UK may tax tech companies over extremist content (Reuters)

LONDON: Britain may impose new taxes on tech giants like Google and Facebook unless they do more to combat online extremism by taking down material aimed at radicalising people or helping them to prepare attacks, the country’s security minister said.
Ben Wallace accused tech firms of being happy to sell people’s data but not to give it to the government which was being forced to spend vast sums on de-radicalisation programmes, surveillance and other counter-terrorism measures. “If they continue to be less than co-operative, we should look at things like tax as a way of incentivising them or compensating for their inaction,” Wallace told the Sunday Times newspaper in an interview. His quotes did not give further details on tax plans. The newspaper said that any demand would take the form of a windfall tax similar to that imposed on privatised utilities by former PM Tony Blair’s government in 1997.

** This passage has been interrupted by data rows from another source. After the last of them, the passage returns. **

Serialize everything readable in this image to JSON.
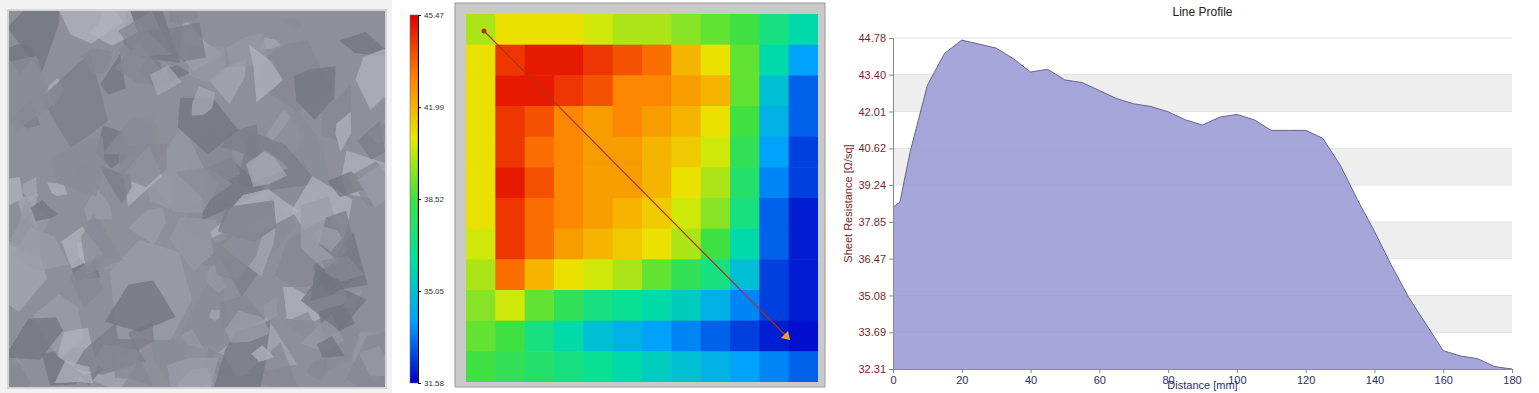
{
  "chart_data": [
    {
      "type": "heatmap",
      "cells": [
        [
          40,
          41,
          41,
          41,
          40.5,
          40,
          40,
          39.5,
          39,
          38.5,
          37,
          36
        ],
        [
          41,
          44.5,
          45,
          45,
          44.5,
          44,
          43.5,
          42,
          41,
          39,
          36,
          34
        ],
        [
          41,
          45,
          45,
          44.5,
          44,
          43,
          43,
          42.5,
          42,
          39,
          35,
          33
        ],
        [
          41,
          44.5,
          44,
          43,
          42.5,
          43,
          42.5,
          42,
          41,
          38.5,
          34.5,
          33
        ],
        [
          41,
          44.5,
          43.5,
          43,
          42.5,
          42.5,
          42,
          41.5,
          40.5,
          38,
          34,
          32.5
        ],
        [
          41,
          45,
          44,
          43,
          42.5,
          42.5,
          42,
          41,
          40,
          37.5,
          33.5,
          32.5
        ],
        [
          41,
          44.5,
          43.5,
          43,
          42.5,
          42,
          41.5,
          40.5,
          39.5,
          37,
          33,
          32
        ],
        [
          40.5,
          44.5,
          43.5,
          42.5,
          42,
          41.5,
          41,
          40,
          38.5,
          36,
          33,
          32
        ],
        [
          40,
          43.5,
          42,
          41,
          40.5,
          40,
          39,
          38,
          37,
          35,
          32.5,
          32
        ],
        [
          39.5,
          40.5,
          39,
          38,
          37,
          36.5,
          36,
          35.5,
          34.5,
          33.5,
          32.5,
          32
        ],
        [
          39,
          38.5,
          37,
          36,
          35,
          34.5,
          34,
          33.5,
          33,
          32.5,
          32,
          31.8
        ],
        [
          38.5,
          38,
          37.5,
          37,
          36.5,
          36,
          35.5,
          35,
          34.5,
          34,
          33.5,
          33
        ]
      ],
      "colorbar": {
        "range": [
          31.58,
          45.47
        ],
        "ticks": [
          45.47,
          41.99,
          38.52,
          35.05,
          31.58
        ]
      }
    },
    {
      "type": "area",
      "title": "Line Profile",
      "xlabel": "Distance [mm]",
      "ylabel": "Sheet Resistance [Ω/sq]",
      "color": "#9c9cd6",
      "grid": true,
      "x": [
        0,
        2,
        5,
        10,
        15,
        20,
        25,
        30,
        35,
        40,
        45,
        50,
        55,
        60,
        65,
        70,
        75,
        80,
        85,
        90,
        95,
        100,
        105,
        110,
        115,
        120,
        125,
        130,
        135,
        140,
        145,
        150,
        155,
        160,
        165,
        170,
        175,
        180
      ],
      "values": [
        38.4,
        38.6,
        40.5,
        43.0,
        44.2,
        44.7,
        44.55,
        44.4,
        44.0,
        43.5,
        43.6,
        43.2,
        43.1,
        42.8,
        42.5,
        42.3,
        42.2,
        42.0,
        41.7,
        41.5,
        41.8,
        41.9,
        41.7,
        41.3,
        41.3,
        41.3,
        41.0,
        40.0,
        38.7,
        37.5,
        36.2,
        35.0,
        34.0,
        33.0,
        32.8,
        32.7,
        32.4,
        32.31
      ],
      "xlim": [
        0,
        180
      ],
      "ylim": [
        32.31,
        44.78
      ],
      "xticks": [
        0,
        20,
        40,
        60,
        80,
        100,
        120,
        140,
        160,
        180
      ],
      "yticks": [
        32.31,
        33.69,
        35.08,
        36.47,
        37.85,
        39.24,
        40.62,
        42.01,
        {
          "value": 43.4,
          "label": "43.40"
        },
        44.78
      ]
    }
  ]
}
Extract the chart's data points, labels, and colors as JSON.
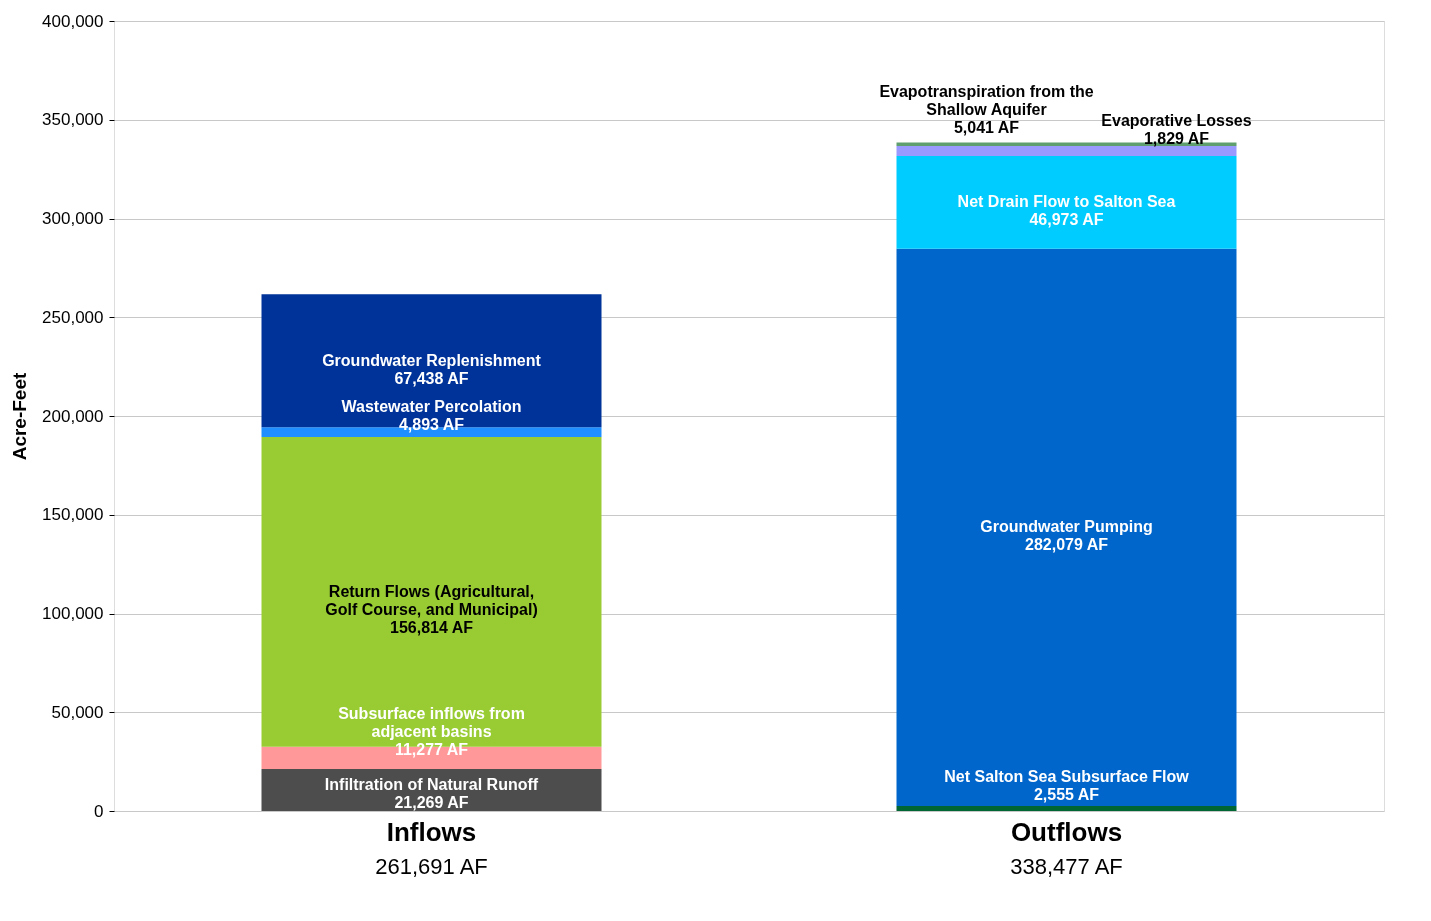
{
  "chart_data": {
    "type": "bar",
    "stacked": true,
    "ylabel": "Acre-Feet",
    "categories": [
      "Inflows",
      "Outflows"
    ],
    "totals": [
      "261,691 AF",
      "338,477 AF"
    ],
    "series": [
      {
        "name": "Infiltration of Natural Runoff",
        "color": "#4d4d4d",
        "values": [
          21269,
          null
        ],
        "value_labels": [
          "21,269 AF",
          null
        ]
      },
      {
        "name": "Subsurface inflows from adjacent basins",
        "color": "#ff9999",
        "values": [
          11277,
          null
        ],
        "value_labels": [
          "11,277 AF",
          null
        ]
      },
      {
        "name": "Return Flows (Agricultural, Golf Course, and Municipal)",
        "color": "#99cc33",
        "values": [
          156814,
          null
        ],
        "value_labels": [
          "156,814 AF",
          null
        ]
      },
      {
        "name": "Wastewater Percolation",
        "color": "#1f8fff",
        "values": [
          4893,
          null
        ],
        "value_labels": [
          "4,893 AF",
          null
        ]
      },
      {
        "name": "Groundwater Replenishment",
        "color": "#003399",
        "values": [
          67438,
          null
        ],
        "value_labels": [
          "67,438 AF",
          null
        ]
      },
      {
        "name": "Net Salton Sea Subsurface Flow",
        "color": "#006633",
        "values": [
          null,
          2555
        ],
        "value_labels": [
          null,
          "2,555 AF"
        ]
      },
      {
        "name": "Groundwater Pumping",
        "color": "#0066cc",
        "values": [
          null,
          282079
        ],
        "value_labels": [
          null,
          "282,079 AF"
        ]
      },
      {
        "name": "Net Drain Flow to Salton Sea",
        "color": "#00ccff",
        "values": [
          null,
          46973
        ],
        "value_labels": [
          null,
          "46,973 AF"
        ]
      },
      {
        "name": "Evapotranspiration from the Shallow Aquifer",
        "color": "#9999ff",
        "values": [
          null,
          5041
        ],
        "value_labels": [
          null,
          "5,041 AF"
        ]
      },
      {
        "name": "Evaporative Losses",
        "color": "#5f9f6f",
        "values": [
          null,
          1829
        ],
        "value_labels": [
          null,
          "1,829 AF"
        ]
      }
    ],
    "ylim": [
      0,
      400000
    ],
    "yticks": [
      0,
      {
        "value": 50000,
        "label": "50,000"
      },
      {
        "value": 100000,
        "label": "100,000"
      },
      {
        "value": 150000,
        "label": "150,000"
      },
      {
        "value": 200000,
        "label": "200,000"
      },
      {
        "value": 250000,
        "label": "250,000"
      },
      {
        "value": 300000,
        "label": "300,000"
      },
      {
        "value": 350000,
        "label": "350,000"
      },
      {
        "value": 400000,
        "label": "400,000"
      }
    ],
    "grid": "y",
    "legend": false
  }
}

Wallace accused the tech giants of putting private profit before public safety. “We should stop pretending that because they sit on beanbags in T-shirts they are not ruthless profiteers,” he said. “They will ruthlessly sell our details to loans and soft-porn companies but not give it to our democratically elected government.”
Facebook executive Simon Milner rejected the criticisms. “Wallace is wrong to say that we put profit before safety, especially in the fight against terrorism,” he said in an emailed statement. “We’ve invested millions of pounds in people and technology to identify and remove terrorist content.”

YouTube, which is owned by Google, said it was doing more every day to tackle violent extremism. “Over the course of 2017 we have made significant progress through investing in machine learning technology, recruiting more reviewers, building partnerships with experts and collaboration with other companies,” a YouTube spokeswoman said.
Britain suffered a series of attacks by Islamic extremists between March and June this year that killed a total of 36 people.